It’s been a lengthy process. Back in 2015, Google announced that plain HTTP URLs would be down ranked in search results to favour more secure sites. And last year they started to label sites that took payment information or log in credentials without the HTTPS as ‘not secure’, as a warning to users.
Named and shamed
In July 2018 Google are finally releasing an update of Chrome where all HTTP sites will be named and shamed. So rather than wear the badge of shame, it’s now in the hands of the website owner to make their site secure. Or face the wrath of Google – though really shouldn’t these sites be temporarily banned until they adopted HTTPS, if they were taking security seriously?

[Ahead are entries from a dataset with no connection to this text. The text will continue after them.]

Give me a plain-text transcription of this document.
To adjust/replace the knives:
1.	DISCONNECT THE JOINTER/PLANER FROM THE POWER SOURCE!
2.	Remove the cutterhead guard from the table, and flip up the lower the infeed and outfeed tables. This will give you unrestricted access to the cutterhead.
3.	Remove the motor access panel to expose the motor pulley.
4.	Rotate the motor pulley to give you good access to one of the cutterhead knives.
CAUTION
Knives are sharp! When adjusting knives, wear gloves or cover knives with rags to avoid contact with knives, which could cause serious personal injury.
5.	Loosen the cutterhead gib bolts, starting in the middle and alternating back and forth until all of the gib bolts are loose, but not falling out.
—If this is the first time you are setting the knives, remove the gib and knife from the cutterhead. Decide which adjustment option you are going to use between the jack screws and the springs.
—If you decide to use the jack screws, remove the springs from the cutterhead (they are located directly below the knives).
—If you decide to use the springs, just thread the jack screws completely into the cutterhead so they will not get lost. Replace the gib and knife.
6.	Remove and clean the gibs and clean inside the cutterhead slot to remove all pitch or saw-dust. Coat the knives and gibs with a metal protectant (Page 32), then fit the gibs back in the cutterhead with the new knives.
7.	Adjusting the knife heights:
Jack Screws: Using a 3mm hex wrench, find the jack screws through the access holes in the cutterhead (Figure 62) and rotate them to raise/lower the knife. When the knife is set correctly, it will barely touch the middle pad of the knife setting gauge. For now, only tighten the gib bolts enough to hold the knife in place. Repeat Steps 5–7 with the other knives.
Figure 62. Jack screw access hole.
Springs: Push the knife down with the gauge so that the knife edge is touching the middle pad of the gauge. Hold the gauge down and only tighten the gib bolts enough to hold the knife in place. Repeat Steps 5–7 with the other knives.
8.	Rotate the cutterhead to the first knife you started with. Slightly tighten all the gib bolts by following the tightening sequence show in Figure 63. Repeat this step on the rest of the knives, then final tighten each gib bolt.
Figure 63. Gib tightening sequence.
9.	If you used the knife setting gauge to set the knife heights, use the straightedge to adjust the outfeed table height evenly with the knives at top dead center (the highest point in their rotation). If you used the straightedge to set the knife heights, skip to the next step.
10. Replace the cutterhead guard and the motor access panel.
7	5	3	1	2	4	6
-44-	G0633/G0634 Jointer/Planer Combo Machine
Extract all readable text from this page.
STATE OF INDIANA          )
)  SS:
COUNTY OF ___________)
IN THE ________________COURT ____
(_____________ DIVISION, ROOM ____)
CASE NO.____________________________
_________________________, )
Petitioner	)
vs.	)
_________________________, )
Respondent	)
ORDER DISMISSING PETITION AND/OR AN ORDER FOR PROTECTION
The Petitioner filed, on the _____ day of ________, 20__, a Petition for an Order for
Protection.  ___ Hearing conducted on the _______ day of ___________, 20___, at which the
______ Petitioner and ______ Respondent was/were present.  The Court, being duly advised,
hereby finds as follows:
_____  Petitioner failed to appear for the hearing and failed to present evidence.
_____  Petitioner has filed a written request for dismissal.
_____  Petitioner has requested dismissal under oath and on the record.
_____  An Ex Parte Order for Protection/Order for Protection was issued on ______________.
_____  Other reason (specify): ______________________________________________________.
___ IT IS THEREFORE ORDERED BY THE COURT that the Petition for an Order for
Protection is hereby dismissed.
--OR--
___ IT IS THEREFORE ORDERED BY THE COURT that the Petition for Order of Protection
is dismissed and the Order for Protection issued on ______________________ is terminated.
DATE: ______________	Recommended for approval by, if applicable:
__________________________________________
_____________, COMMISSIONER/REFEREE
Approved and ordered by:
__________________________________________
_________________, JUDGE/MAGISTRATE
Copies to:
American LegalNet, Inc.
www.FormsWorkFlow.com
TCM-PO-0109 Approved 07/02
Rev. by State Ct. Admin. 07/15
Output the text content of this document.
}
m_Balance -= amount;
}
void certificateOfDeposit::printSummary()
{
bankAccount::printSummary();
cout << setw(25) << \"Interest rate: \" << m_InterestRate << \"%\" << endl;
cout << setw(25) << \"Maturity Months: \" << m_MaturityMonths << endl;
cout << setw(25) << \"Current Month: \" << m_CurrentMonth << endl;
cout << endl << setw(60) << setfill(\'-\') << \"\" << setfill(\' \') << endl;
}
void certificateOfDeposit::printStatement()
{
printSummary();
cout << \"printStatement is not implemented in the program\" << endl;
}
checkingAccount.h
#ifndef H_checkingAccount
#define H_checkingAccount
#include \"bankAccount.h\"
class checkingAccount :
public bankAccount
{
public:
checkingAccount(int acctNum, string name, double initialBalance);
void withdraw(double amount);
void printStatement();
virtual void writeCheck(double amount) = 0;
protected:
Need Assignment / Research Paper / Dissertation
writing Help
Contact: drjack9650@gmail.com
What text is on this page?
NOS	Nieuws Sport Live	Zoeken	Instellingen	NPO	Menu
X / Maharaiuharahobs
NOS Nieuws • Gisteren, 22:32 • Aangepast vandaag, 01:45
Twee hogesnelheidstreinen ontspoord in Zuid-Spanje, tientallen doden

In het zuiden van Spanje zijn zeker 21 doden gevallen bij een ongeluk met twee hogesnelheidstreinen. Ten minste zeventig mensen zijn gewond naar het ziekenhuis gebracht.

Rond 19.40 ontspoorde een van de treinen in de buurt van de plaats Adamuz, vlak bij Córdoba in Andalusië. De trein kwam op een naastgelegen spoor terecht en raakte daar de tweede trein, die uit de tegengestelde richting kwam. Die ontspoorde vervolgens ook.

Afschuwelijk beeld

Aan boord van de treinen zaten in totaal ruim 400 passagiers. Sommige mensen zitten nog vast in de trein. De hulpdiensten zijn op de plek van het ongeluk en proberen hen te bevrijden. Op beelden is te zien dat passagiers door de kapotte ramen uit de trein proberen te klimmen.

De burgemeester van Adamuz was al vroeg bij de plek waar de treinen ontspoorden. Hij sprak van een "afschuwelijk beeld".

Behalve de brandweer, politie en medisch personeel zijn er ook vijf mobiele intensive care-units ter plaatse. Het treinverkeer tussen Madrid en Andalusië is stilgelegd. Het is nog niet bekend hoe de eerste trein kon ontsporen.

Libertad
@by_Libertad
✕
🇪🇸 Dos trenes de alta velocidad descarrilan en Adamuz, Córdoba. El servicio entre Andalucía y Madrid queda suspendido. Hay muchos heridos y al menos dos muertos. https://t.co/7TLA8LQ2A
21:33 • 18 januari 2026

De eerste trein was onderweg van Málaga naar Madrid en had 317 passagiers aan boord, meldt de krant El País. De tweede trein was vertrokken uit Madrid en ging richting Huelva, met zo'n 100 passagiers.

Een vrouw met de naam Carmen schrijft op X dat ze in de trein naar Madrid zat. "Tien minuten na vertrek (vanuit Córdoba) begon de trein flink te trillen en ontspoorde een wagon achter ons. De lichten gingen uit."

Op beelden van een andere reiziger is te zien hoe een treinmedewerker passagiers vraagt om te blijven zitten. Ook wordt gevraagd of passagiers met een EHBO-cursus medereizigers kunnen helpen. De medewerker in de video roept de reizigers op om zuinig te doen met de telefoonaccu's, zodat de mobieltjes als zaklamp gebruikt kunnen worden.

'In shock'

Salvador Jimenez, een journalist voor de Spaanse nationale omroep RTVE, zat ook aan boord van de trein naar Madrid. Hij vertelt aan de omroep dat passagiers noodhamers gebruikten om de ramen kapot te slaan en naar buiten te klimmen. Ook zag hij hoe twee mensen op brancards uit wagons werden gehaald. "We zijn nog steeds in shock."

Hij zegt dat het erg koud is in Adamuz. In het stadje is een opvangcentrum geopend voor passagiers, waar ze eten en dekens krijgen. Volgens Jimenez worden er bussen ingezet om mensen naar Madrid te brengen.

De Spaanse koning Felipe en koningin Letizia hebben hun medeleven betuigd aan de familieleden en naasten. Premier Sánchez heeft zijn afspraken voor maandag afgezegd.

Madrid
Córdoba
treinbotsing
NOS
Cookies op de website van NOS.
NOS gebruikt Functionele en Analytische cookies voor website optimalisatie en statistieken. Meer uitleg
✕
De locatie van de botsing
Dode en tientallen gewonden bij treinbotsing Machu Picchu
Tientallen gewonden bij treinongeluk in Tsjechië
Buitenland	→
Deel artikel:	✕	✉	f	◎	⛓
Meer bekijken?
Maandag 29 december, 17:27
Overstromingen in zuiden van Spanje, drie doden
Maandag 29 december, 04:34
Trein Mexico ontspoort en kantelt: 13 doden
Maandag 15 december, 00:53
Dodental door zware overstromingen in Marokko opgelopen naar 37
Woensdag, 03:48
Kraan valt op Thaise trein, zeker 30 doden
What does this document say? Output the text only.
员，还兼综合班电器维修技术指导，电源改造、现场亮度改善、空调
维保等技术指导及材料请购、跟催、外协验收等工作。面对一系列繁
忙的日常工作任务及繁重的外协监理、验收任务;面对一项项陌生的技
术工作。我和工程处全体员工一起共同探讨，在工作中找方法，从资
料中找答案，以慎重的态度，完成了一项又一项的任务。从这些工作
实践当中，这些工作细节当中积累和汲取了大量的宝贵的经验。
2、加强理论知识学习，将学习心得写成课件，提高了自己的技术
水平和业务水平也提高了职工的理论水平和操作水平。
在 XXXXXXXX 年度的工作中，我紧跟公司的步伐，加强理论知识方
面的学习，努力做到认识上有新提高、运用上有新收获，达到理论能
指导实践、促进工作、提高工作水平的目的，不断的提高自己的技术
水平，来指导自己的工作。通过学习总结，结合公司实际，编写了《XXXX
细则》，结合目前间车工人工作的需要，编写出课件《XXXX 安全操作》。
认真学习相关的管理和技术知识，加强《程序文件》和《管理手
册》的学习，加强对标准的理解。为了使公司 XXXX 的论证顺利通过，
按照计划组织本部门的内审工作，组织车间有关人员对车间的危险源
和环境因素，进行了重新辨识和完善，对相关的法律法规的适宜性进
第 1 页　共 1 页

Google said “Chrome’s new interface will help users understand that all HTTP sites are not secure, and continue to move the web towards a secure HTTPS web by default.”
Not all on board
More than 68% of Chrome traffic on Android and Windows is currently protected, and over 78% is protected on Chrome OS and Mac. Out of the top 100 sites on the internet, 81 are encrypted and using HTTPS. Surprisingly, some big sites such as the BBC apply it inconsistently. They use HTTPS for the homepages, but drop back to HTTP for content pages. Not the best practice.
Look for the padlock sign
In case you didn’t know why HTTPS is so important, it protects the channel between your browser and the website you’re visiting, making sure that no one in the middle can spy on what you’re doing. It’s super important for any sites that take payments or include sensitive information. Always look out for the little padlock at the top of your browser.
As Google offer a free to use security audit tool called LightHouse, developers can work out which website resources still load using insecure HTTP. Which is hella useful if you find yourself in a BBC situation.